The active sites of enzymes consist of residues necessary for catalysis and structurally important noncatalytic residues that together maintain the architecture and function of the active site. Examples of evolutionary interactions between catalytic and non-catalytic residues have been difficult to define and experimentally validate due to a general intolerance of these residues to substitution. Here, using computational methods to predict coevolving residues, we identify a network of positions consisting of two catalytic metal-binding residues and two adjacent noncatalytic residues in LAGLIDADG homing endonucleases (LHEs). Distinct combinations of the four residues in the network map to distinct LHE subfamilies, with a striking distribution of the metal-binding Asp (D) and Glu (E) residues. Mutation of these four positions in three LHEs-I-LtrI, I-OnuI, and I-HjeMI-indicate that the combinations of residues tolerated are specific to each enzyme. Kinetic analyses under single-turnover conditions revealed that I-LtrI activity could be modulated over an similar to 100-fold range by mutation of residues in the coevolving network.
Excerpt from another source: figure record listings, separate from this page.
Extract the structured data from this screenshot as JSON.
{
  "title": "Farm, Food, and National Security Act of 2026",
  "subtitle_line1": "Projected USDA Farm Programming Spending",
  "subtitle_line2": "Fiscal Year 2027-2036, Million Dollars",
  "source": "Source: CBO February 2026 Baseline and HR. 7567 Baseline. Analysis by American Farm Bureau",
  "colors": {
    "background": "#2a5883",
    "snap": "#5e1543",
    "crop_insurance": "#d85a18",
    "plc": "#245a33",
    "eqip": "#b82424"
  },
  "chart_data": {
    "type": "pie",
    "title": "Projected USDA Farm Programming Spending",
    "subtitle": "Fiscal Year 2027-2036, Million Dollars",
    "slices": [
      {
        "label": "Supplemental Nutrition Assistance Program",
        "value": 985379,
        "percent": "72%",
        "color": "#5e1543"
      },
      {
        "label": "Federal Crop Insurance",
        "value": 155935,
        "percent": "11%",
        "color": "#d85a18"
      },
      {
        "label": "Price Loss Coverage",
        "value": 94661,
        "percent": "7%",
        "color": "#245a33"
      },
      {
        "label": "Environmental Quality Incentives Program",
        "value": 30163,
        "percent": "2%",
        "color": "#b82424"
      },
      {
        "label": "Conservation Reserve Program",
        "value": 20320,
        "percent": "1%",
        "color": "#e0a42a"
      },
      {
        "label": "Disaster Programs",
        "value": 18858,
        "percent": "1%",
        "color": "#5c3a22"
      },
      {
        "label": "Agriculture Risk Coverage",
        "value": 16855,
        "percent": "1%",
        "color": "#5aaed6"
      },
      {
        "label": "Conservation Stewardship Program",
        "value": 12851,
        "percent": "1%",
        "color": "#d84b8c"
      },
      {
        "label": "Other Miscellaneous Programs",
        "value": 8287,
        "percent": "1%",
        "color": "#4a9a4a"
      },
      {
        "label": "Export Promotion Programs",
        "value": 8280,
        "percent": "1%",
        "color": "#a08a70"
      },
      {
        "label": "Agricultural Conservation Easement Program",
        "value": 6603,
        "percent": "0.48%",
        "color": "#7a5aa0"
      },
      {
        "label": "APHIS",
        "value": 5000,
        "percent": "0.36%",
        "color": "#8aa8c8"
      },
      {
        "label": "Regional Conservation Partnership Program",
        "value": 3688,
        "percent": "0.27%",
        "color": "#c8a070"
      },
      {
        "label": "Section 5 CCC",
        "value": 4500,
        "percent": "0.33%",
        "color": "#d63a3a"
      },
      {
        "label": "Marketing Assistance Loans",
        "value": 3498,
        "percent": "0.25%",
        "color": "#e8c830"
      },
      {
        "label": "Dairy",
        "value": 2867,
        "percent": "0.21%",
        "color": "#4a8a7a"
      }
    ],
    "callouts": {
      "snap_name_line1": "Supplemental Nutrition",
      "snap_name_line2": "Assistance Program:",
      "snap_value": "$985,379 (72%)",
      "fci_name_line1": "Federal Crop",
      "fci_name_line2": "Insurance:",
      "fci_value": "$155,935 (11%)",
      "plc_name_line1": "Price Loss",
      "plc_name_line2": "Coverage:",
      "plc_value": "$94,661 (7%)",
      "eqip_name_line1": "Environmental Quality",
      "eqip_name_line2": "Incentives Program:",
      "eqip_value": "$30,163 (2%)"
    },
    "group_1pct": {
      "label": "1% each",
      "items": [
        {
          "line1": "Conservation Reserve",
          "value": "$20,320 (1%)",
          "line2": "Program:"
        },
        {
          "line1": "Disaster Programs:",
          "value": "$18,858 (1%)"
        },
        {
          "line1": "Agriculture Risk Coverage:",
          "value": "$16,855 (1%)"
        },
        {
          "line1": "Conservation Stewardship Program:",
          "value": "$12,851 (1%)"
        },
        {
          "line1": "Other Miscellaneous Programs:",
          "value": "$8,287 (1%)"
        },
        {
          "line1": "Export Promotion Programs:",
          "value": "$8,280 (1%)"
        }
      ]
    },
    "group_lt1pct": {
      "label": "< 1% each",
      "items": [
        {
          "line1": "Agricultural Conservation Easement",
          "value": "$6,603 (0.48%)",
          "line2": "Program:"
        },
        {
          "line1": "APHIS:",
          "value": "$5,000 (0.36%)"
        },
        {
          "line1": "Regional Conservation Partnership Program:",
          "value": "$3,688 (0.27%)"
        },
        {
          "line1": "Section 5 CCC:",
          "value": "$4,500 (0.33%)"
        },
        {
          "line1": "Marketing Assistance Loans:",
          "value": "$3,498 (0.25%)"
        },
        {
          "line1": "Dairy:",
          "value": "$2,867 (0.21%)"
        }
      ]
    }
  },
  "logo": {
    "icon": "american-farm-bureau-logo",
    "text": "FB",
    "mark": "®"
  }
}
I-LtrI catalytic site variants with low activity could be rescued by compensatory mutations at adjacent noncatalytic sites that restore an optimal coevolving network and vice versa. Our results demonstrate that LHE activity is constrained by an evolutionary barrier of residues with strong context-dependent effects. Creation of optimal coevolving active-site networks is therefore an important consideration in engineering of LHEs and other enzymes.